Living Like a King: Re-Contextualizing Hellenistic Palatial DÉcor in the House of the Faun at Pompeii

Alexis M. Christensen

Florida State University

The aim of this paper is to place the House of the Faun (VI.12.2-5) at Pompeii within the larger context of elite palatial architecture of the second century BCE Mediterranean, through an examination of its mosaic floor decorations within their architectural setting, in order to establish both the nature and the extent of cultural influence from eastern Hellenistic kingdoms on the domestic constructs of the contemporary "consuetudo italica."

The second century BCE was a cultural watershed in which Italic traditions were irrevocably transformed by the burgeoning influx of eastern Hellenistic koine into Italic centers due to Roman conquest and acquisition of Hellenistic kingdoms and to the expansion of trade routes across the Mediterranean facilitated by Italic populations.  This transformation is well illustrated by contemporary houses at Pompeii which exhibit new, Hellenistic features such as peristyles and floor mosaics that are representative of Hellenistic palaces.  The addition of new, elaborately decorated spaces, centered on the peristyle, provided new opportunities for social interactions within the household and with visitors and created a new social focal point within a house.  Although peristyle suites tend to be located deep within houses, the patterns of mosaic and pavement use suggest that both inhabitants and visitors would have been directed into these spaces, passing through the more traditional atrium suite.  This combination of factors indicates that in Hellenistic Pompeii, and perhaps throughout Italy, there was a desire for, or perhaps a need for additional "public" space in private houses, implying that there were additional occasions for social interaction in domestic contexts.

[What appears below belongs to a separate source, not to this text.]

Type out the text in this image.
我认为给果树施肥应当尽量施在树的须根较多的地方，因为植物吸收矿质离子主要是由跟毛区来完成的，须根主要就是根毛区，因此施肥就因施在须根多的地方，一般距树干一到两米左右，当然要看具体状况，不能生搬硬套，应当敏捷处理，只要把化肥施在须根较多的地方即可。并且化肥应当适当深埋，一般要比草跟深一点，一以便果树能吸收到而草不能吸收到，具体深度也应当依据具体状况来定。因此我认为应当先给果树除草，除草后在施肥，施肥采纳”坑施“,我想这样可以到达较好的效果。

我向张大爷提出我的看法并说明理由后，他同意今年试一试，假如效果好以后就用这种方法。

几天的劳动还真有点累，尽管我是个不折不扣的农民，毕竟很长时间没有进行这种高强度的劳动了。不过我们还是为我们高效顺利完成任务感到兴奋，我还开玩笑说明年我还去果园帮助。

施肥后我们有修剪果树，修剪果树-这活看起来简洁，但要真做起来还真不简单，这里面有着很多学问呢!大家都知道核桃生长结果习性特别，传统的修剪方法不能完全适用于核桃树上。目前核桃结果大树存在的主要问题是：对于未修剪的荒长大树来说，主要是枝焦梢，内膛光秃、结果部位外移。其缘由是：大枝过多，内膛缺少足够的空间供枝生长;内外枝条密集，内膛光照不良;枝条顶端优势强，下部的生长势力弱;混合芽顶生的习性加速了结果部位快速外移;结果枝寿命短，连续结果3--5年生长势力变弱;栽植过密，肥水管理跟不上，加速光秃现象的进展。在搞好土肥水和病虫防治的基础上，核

Using the House of the Faun as a test case, I will argue that the introduction of both peristyles and mosaics into Pompeian houses was a conscious imitation of palatial architecture.  Furthermore, the combined adoption of these architectural and decorative features was not purely aesthetic or ergonomic – they were not simply new environments for traditional activities – but rather it was the correlate of borrowed, Hellenistic social constructs as well.